Show that the metric space of Lipschitz functions $f:[a, b]\rightarrow \mathbb{R}$ is complete with the following metric. \begin{equation*} d(f, g)=\sup_{x\in[a, b]}|f(x)-g(x)|+\sup_{{x, y\in[a, b]},x\neq y}\frac{|(f-g)(x)-(f-g)(y)|}{|x-y|} \end{equation*}
I have provided the proof by proving the functions have the same lipchitz constant whenever they are cauchy.
The metric space of Lipschitz functions $f:[a, b]\rightarrow \mathbb{R}$ is complete with the following metric. \begin{equation*} d(f, g)=\sup_{x\in[a, b]}|f(x)-g(x)|+\sup_{{x, y\in[a, b]},x\neq y}\frac{|(f-g)(x)-(f-g)(y)|}{|x-y|} \end{equation*}
Let $f_n(x)$ be the cauchy sequence in the metric space.
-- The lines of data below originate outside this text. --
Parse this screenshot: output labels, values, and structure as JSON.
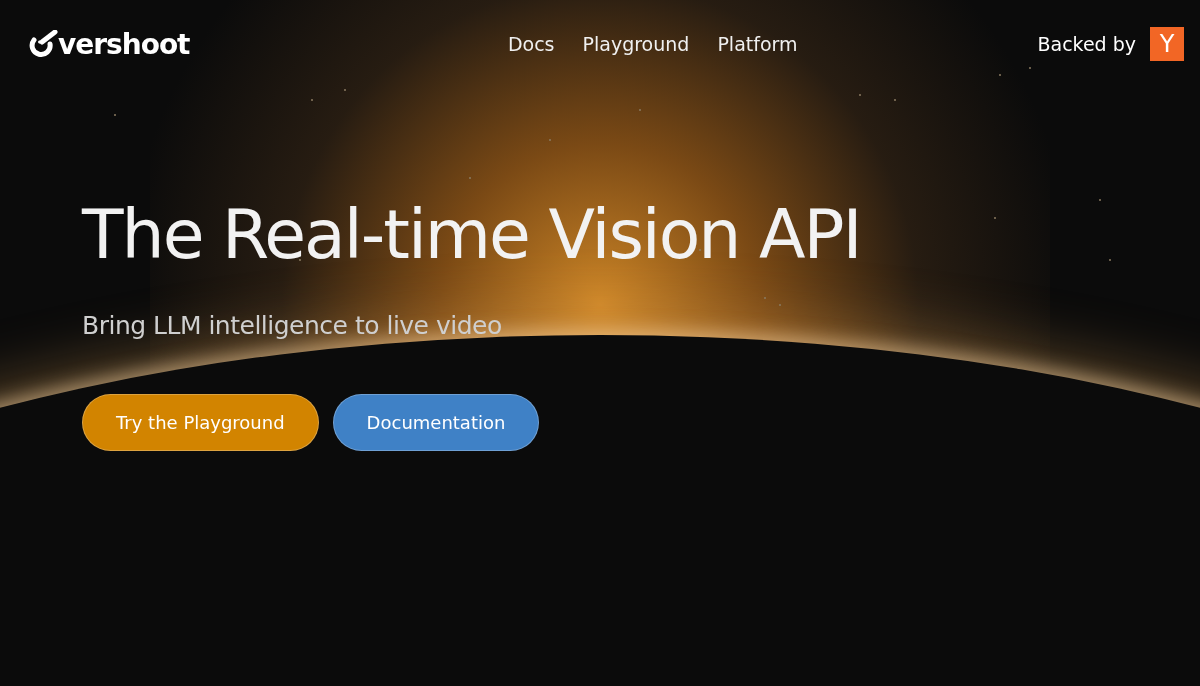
{
  "header": {
    "logo_text": "vershoot",
    "nav": [
      {
        "label": "Docs"
      },
      {
        "label": "Playground"
      },
      {
        "label": "Platform"
      }
    ],
    "backed_by": "Backed by",
    "badge": "Y"
  },
  "hero": {
    "title": "The Real-time Vision API",
    "subtitle": "Bring LLM intelligence to live video",
    "buttons": [
      {
        "label": "Try the Playground",
        "kind": "primary"
      },
      {
        "label": "Documentation",
        "kind": "secondary"
      }
    ]
  }
}
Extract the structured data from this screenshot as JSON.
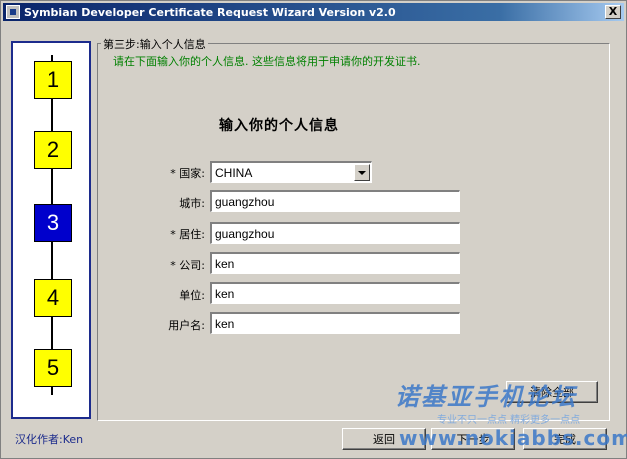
{
  "window": {
    "title": "Symbian Developer Certificate Request Wizard Version v2.0",
    "close_label": "X"
  },
  "steps": [
    "1",
    "2",
    "3",
    "4",
    "5"
  ],
  "active_step": 3,
  "group": {
    "title": "第三步:输入个人信息",
    "subtitle": "请在下面输入你的个人信息. 这些信息将用于申请你的开发证书."
  },
  "form": {
    "heading": "输入你的个人信息",
    "country": {
      "label": "* 国家:",
      "value": "CHINA"
    },
    "city": {
      "label": "城市:",
      "value": "guangzhou"
    },
    "residence": {
      "label": "* 居住:",
      "value": "guangzhou"
    },
    "company": {
      "label": "* 公司:",
      "value": "ken"
    },
    "unit": {
      "label": "单位:",
      "value": "ken"
    },
    "username": {
      "label": "用户名:",
      "value": "ken"
    }
  },
  "buttons": {
    "clear_all": "清除全部",
    "back": "返回",
    "next": "下一步",
    "finish": "完成"
  },
  "author": "汉化作者:Ken",
  "watermark": {
    "title": "诺基亚手机论坛",
    "slogan": "专业不只一点点 精彩更多一点点",
    "url": "www.nokiabbs.com"
  }
}
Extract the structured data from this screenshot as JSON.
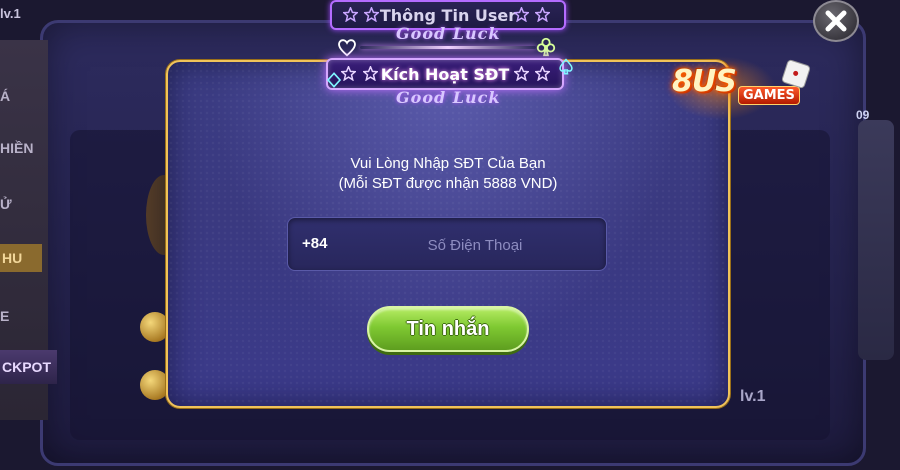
{
  "background": {
    "level_top": "lv.1",
    "level_bottom": "lv.1",
    "side_labels": [
      "Á",
      "HIỀN",
      "Ử",
      "HU",
      "E"
    ],
    "jackpot": "CKPOT",
    "right_num": "09"
  },
  "tabs": [
    {
      "label": "Thông Tin User",
      "tagline": "Good Luck",
      "active": false
    },
    {
      "label": "Kích Hoạt SĐT",
      "tagline": "Good Luck",
      "active": true
    }
  ],
  "logo": {
    "brand": "8US",
    "suffix": "GAMES"
  },
  "dialog": {
    "line1": "Vui Lòng Nhập SĐT Của Bạn",
    "line2": "(Mỗi SĐT được nhận 5888 VND)",
    "phone_prefix": "+84",
    "phone_placeholder": "Số Điện Thoại",
    "phone_value": "",
    "submit_label": "Tin nhắn"
  },
  "icons": {
    "close": "close-icon",
    "star": "star-icon",
    "suits": [
      "heart-suit-icon",
      "club-suit-icon",
      "diamond-suit-icon",
      "spade-suit-icon"
    ]
  },
  "colors": {
    "dialog_border": "#f0c35a",
    "button_green": "#7fc932",
    "tab_glow": "#c070ff",
    "dialog_bg": "#3a3980"
  }
}
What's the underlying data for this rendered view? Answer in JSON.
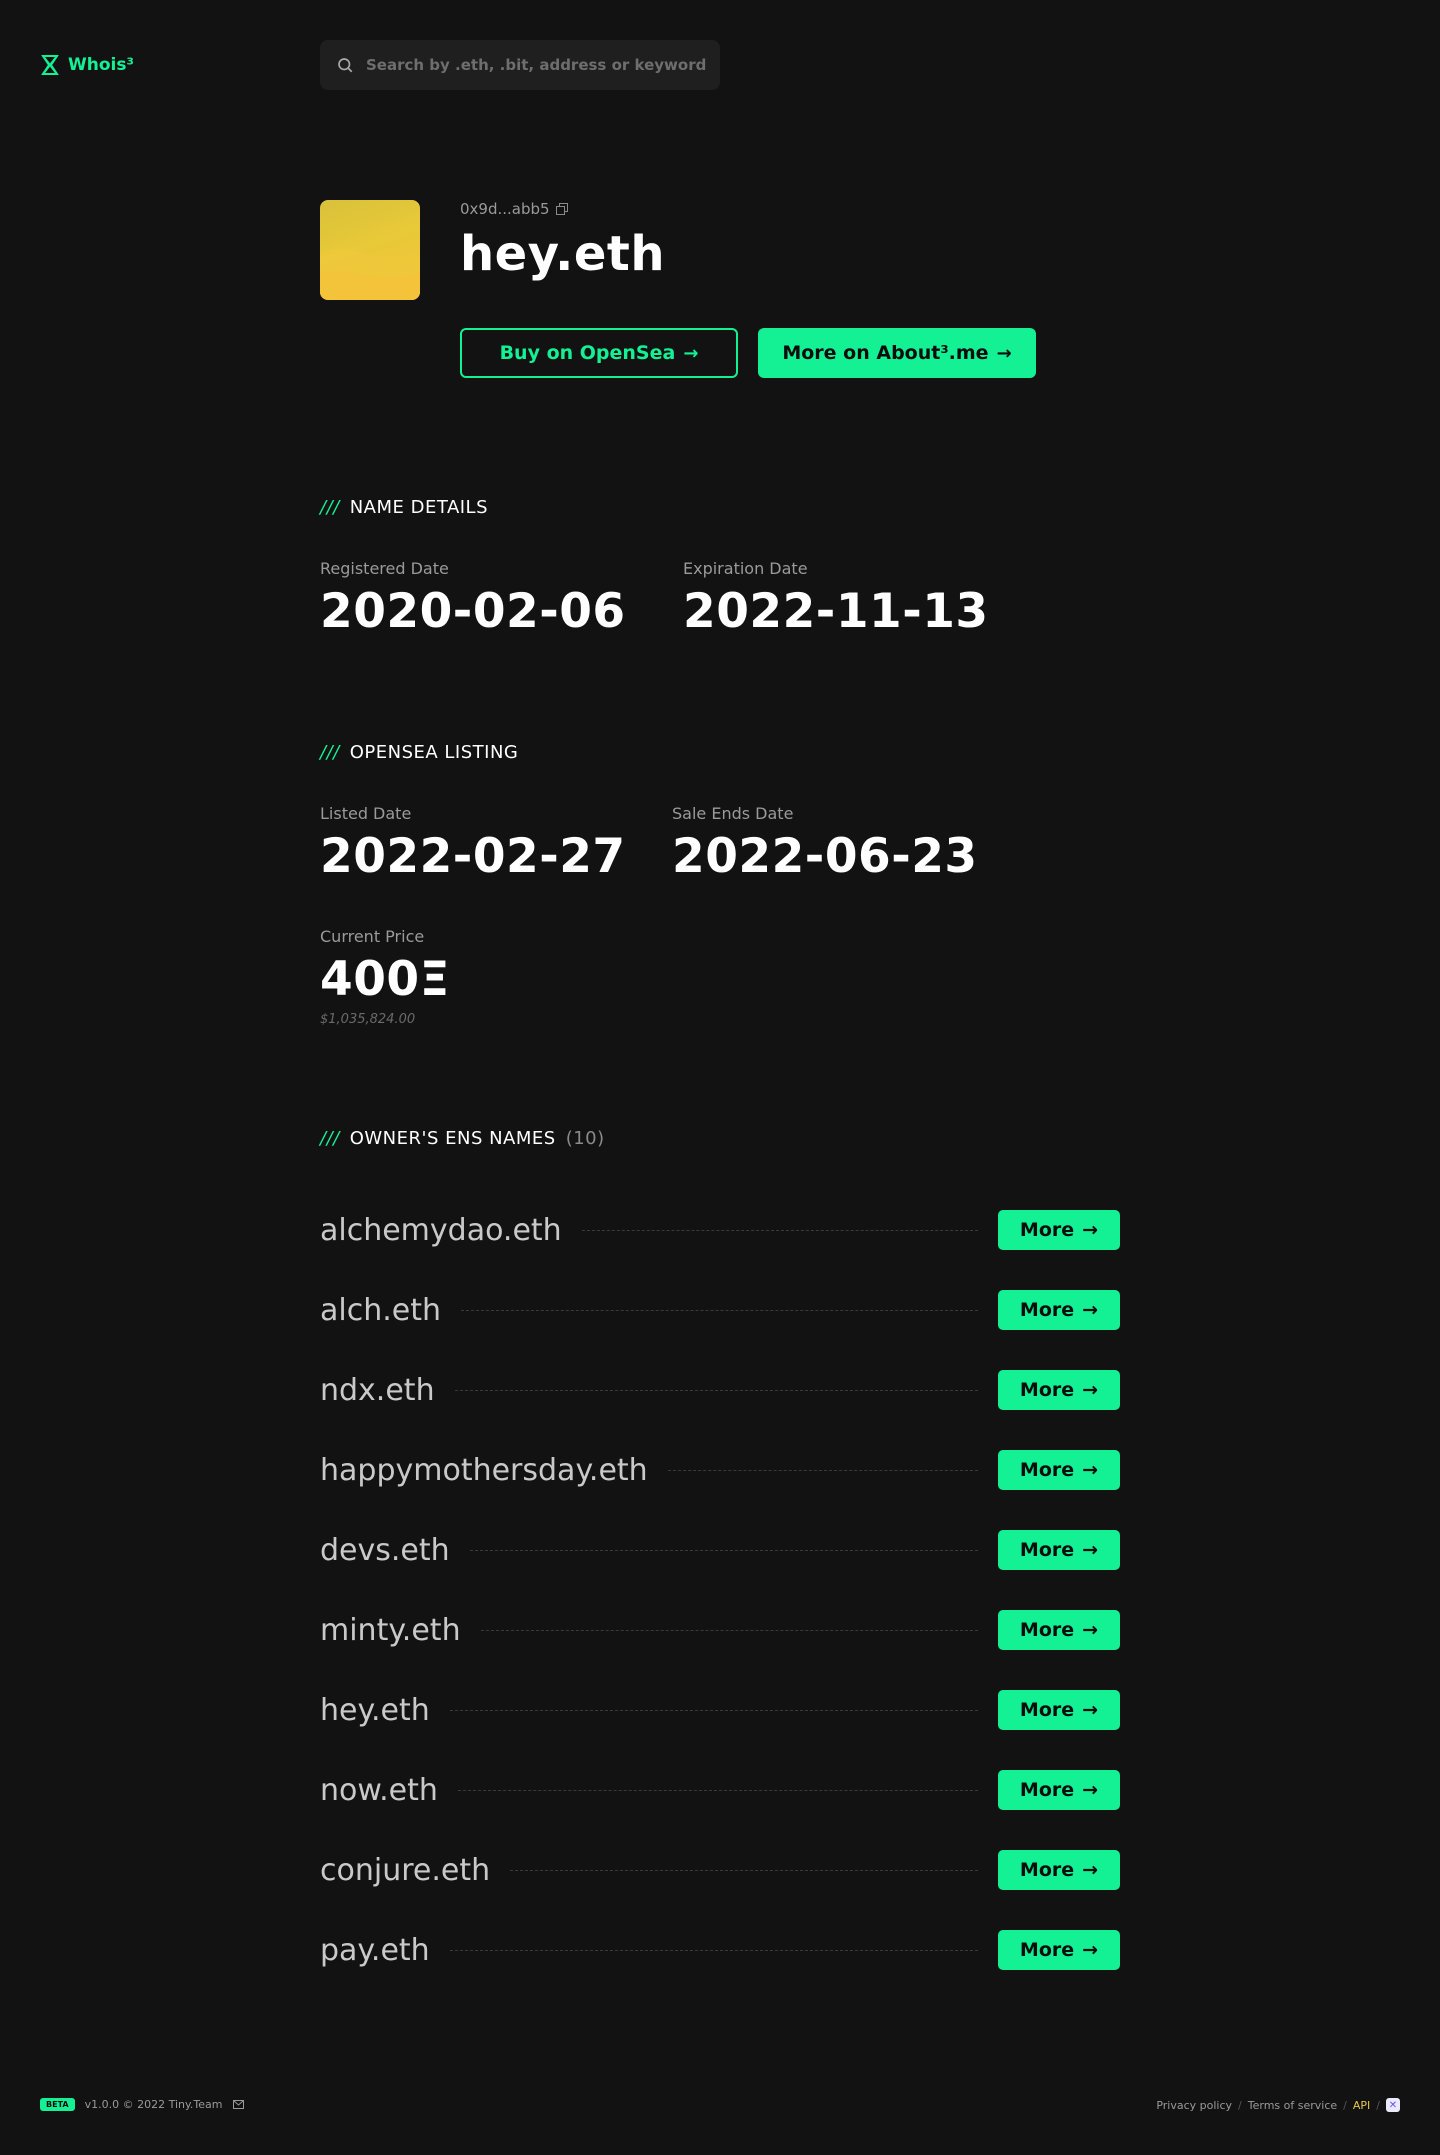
{
  "brand": {
    "name": "Whois³",
    "accent": "#14f195"
  },
  "search": {
    "placeholder": "Search by .eth, .bit, address or keyword"
  },
  "profile": {
    "address": "0x9d...abb5",
    "name": "hey.eth",
    "buy_label": "Buy on OpenSea",
    "more_label": "More on About³.me"
  },
  "name_details": {
    "title": "NAME DETAILS",
    "registered_label": "Registered Date",
    "registered_value": "2020-02-06",
    "expiration_label": "Expiration Date",
    "expiration_value": "2022-11-13"
  },
  "opensea": {
    "title": "OPENSEA LISTING",
    "listed_label": "Listed Date",
    "listed_value": "2022-02-27",
    "sale_ends_label": "Sale Ends Date",
    "sale_ends_value": "2022-06-23",
    "price_label": "Current Price",
    "price_value": "400Ξ",
    "price_usd": "$1,035,824.00"
  },
  "owner_names": {
    "title": "OWNER'S ENS NAMES",
    "count": "(10)",
    "more_label": "More",
    "items": [
      "alchemydao.eth",
      "alch.eth",
      "ndx.eth",
      "happymothersday.eth",
      "devs.eth",
      "minty.eth",
      "hey.eth",
      "now.eth",
      "conjure.eth",
      "pay.eth"
    ]
  },
  "footer": {
    "beta": "BETA",
    "version": "v1.0.0 © 2022 Tiny.Team",
    "privacy": "Privacy policy",
    "terms": "Terms of service",
    "api": "API",
    "sep": "/"
  }
}
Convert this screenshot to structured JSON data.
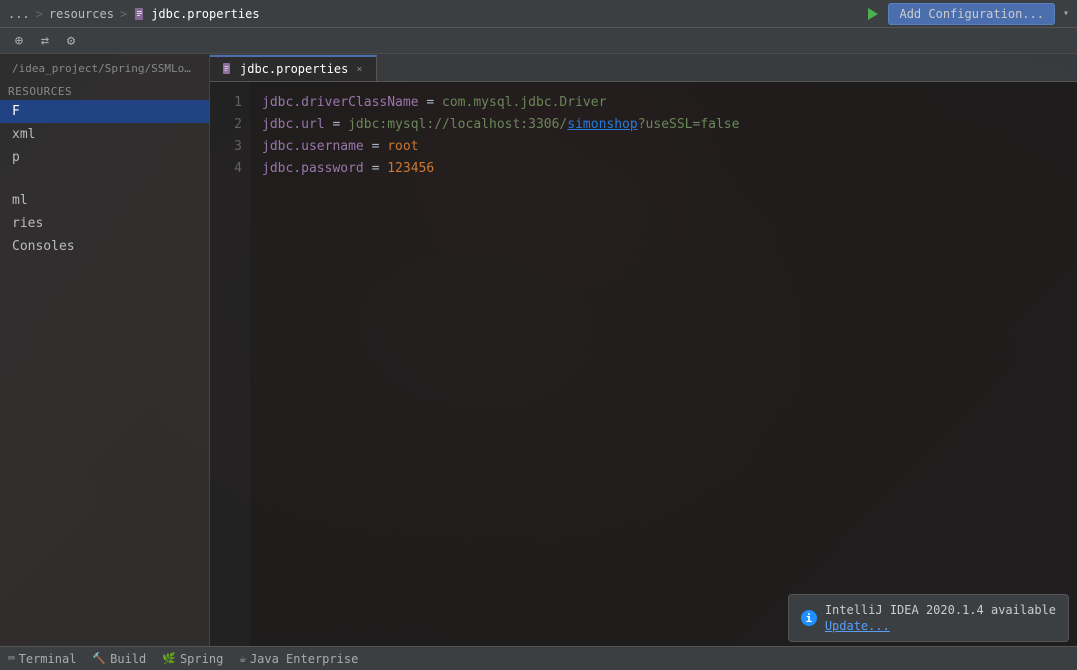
{
  "topbar": {
    "breadcrumb": {
      "part1": "...",
      "sep1": ">",
      "part2": "resources",
      "sep2": ">",
      "part3": "jdbc.properties"
    },
    "add_config_label": "Add Configuration...",
    "dropdown_arrow": "▾"
  },
  "toolbar": {
    "buttons": [
      "⊕",
      "⇄",
      "⚙"
    ]
  },
  "tabs": [
    {
      "label": "jdbc.properties",
      "active": true,
      "close": "×"
    }
  ],
  "sidebar": {
    "path": "/idea_project/Spring/SSMLogin",
    "sections": [
      {
        "label": "resources",
        "type": "section"
      },
      {
        "label": "F",
        "selected": true
      },
      {
        "label": "xml"
      },
      {
        "label": "p"
      },
      {
        "label": "ml"
      },
      {
        "label": "ries"
      },
      {
        "label": "Consoles"
      }
    ]
  },
  "code": {
    "lines": [
      {
        "num": "1",
        "key": "jdbc.driverClassName",
        "assign": " = ",
        "value": "com.mysql.jdbc.Driver"
      },
      {
        "num": "2",
        "key": "jdbc.url",
        "assign": " = ",
        "value_prefix": "jdbc:mysql://localhost:3306/",
        "value_highlight": "simonshop",
        "value_suffix": "?useSSL=false"
      },
      {
        "num": "3",
        "key": "jdbc.username",
        "assign": " = ",
        "value": "root"
      },
      {
        "num": "4",
        "key": "jdbc.password",
        "assign": " = ",
        "value": "123456"
      }
    ]
  },
  "statusbar": {
    "items": [
      {
        "icon": "⌨",
        "label": "Terminal"
      },
      {
        "icon": "🔨",
        "label": "Build"
      },
      {
        "icon": "🌿",
        "label": "Spring"
      },
      {
        "icon": "☕",
        "label": "Java Enterprise"
      }
    ]
  },
  "notification": {
    "icon": "i",
    "message": "IntelliJ IDEA 2020.1.4 available",
    "link": "Update..."
  }
}
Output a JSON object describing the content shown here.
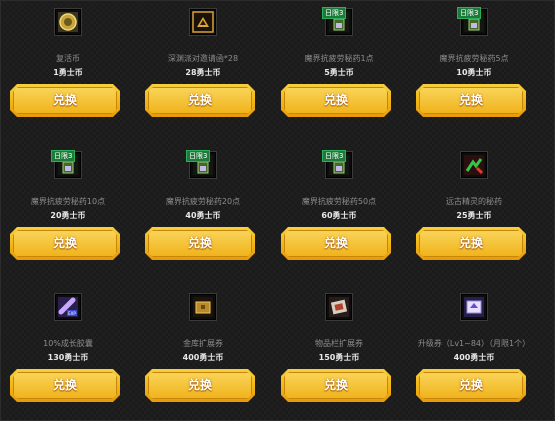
{
  "badge_label": "日限3",
  "button_label": "兑换",
  "items": [
    {
      "name": "复活币",
      "price": "1勇士币",
      "icon": "resurrection-coin-icon",
      "badge": false
    },
    {
      "name": "深渊派对邀请函*28",
      "price": "28勇士币",
      "icon": "abyss-party-invitation-icon",
      "badge": false
    },
    {
      "name": "魔界抗疲劳秘药1点",
      "price": "5勇士币",
      "icon": "anti-fatigue-potion-icon",
      "badge": true
    },
    {
      "name": "魔界抗疲劳秘药5点",
      "price": "10勇士币",
      "icon": "anti-fatigue-potion-icon",
      "badge": true
    },
    {
      "name": "魔界抗疲劳秘药10点",
      "price": "20勇士币",
      "icon": "anti-fatigue-potion-icon",
      "badge": true
    },
    {
      "name": "魔界抗疲劳秘药20点",
      "price": "40勇士币",
      "icon": "anti-fatigue-potion-icon",
      "badge": true
    },
    {
      "name": "魔界抗疲劳秘药50点",
      "price": "60勇士币",
      "icon": "anti-fatigue-potion-icon",
      "badge": true
    },
    {
      "name": "远古精灵的秘药",
      "price": "25勇士币",
      "icon": "ancient-elf-potion-icon",
      "badge": false
    },
    {
      "name": "10%成长胶囊",
      "price": "130勇士币",
      "icon": "exp-capsule-icon",
      "badge": false
    },
    {
      "name": "金库扩展券",
      "price": "400勇士币",
      "icon": "vault-expansion-ticket-icon",
      "badge": false
    },
    {
      "name": "物品栏扩展券",
      "price": "150勇士币",
      "icon": "inventory-expansion-ticket-icon",
      "badge": false
    },
    {
      "name": "升级券（Lv1~84）（月限1个）",
      "price": "400勇士币",
      "icon": "level-up-ticket-icon",
      "badge": false
    }
  ]
}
Since this is cauchy sequence of Lipschitz continous functions which implies they are continuous and since the space of continuous functions with the uniform metric (the first summand in our metric d) is complete we have a uniform limit $f$ which is continuous. In symbols, for given $\epsilon > 0$ there exist a $N_u$ such that for $n\geq N_u$ the following holds.
\begin{equation} d_u(f_n,f)=\sup_{x\in[a, b]}|f_n(x)-f(x)|<\epsilon \end{equation}
Since, $f_n$ is cauchy we have the following, for any $\epsilon > 0$ and $n,m\geq N_0$ we have \begin{align*} d(f_n, f_m)&=\sup_{x\in[a, b]}|f_n(x)-f_m(x)|+\sup_{{x, y\in[a, b]},x\neq y}\frac{|(f_n-f_m)(x)-(f_n-f_m)(y)|}{|x-y|}< \epsilon \end{align*} Let $\epsilon = 1$. Then we have $N$ such that for all $n,m\geq N$, \begin{align*} \sup_{{x, y\in[a, b]},x\neq y}\frac{|(f_n-f_m)(x)-(f_n-f_m)(y)|}{|x-y|}&< 1 \\ |(f_n-f_m)(x)-(f_n-f_m)(y)|&< |x-y| \end{align*} We claim that the the Lipchitz constants are bounded above by some real number. For any $n,m\geq N$ we have \begin{align*} |f_n(x)-f_n(y)|&=|f_n(x)-f_N(x)+f_N(x)-f_N(y)+f_N(y)-f_n(y)|\\ &= |(f_n-f_N)x-(-f_N(y)+f_n(y))+f_N(x)-f_N(y)|\\ &\leq |(f_n-f_N)x-(f_n-f_N)(y)|+|f_N(x)-f_N(y)|\\ &\leq |x-y|+K_N|x-y|\\ & \leq (1 + K_N) |x-y| \end{align*}
Let $M=\sup\{K_1, K_2, \cdots,1 + K_N\}$, then for all $f_n$ we have the same constant. \begin{equation} |f_n(x)-f_n(y)|\leq M|x-y| \end{equation} We have a found a constant $M$ independent of $x, y$. Hence, eq.(2) holds for all $x, y$ and all of $f_n$.
Next, we show that $f$ itself is lipschitz follows from (1) and (2). Let $n\geq N_u$, and since it is convergent with respect to uniform metric. \begin{align*} |f(x)-f(y)| &\leq |f(x)-f_{N_u}(x)+f_{N_u}(x)+f_{N_u}(y)-f_{N_u}(y)-f(y)| \\ &\leq |f(x)-f_{N_u}(x)+f_{N_u}(x)+f_{N_u}(y)-f_{N_u}(y)-f(y)|\\ &\leq |f(x)-f_{N_u}(x)|+|f_{N_u}(x)-f_{N_u}(y)|+|f_{N_u}(y)-f(y)|\\ &\leq 2\epsilon+|f_{N_u}(x)-f_{N_u}(y)|\\ &\leq 2\epsilon +M|x-y| \end{align*} As the above holds for any $\epsilon >0$ we see that $f$ is Lipschitz with constant $M$.
Now we need to prove that it is the limit of $f_n$ in our metric space too. As the first summand can be made less than any positive number we need to take care of second summand. As $m\rightarrow \infty$ we have for $\epsilon /2$ we have $n >N= \max\{N_{cauchy}, N_{uc}\}$
\begin{align*} \lim_{m\rightarrow \infty}\frac{|(f_n-f_m)(x)-(f_n-f_m)(y)|}{|x-y|}=\frac{|(f_n-f)(x)-(f_n-f)(y)|}{|x-y|}\leq \epsilon/2 \end{align*} Combining both the epsilons we have $d(f_n(x), f(x))<\epsilon$ where $f$ is lipschitz function. $\blacksquare$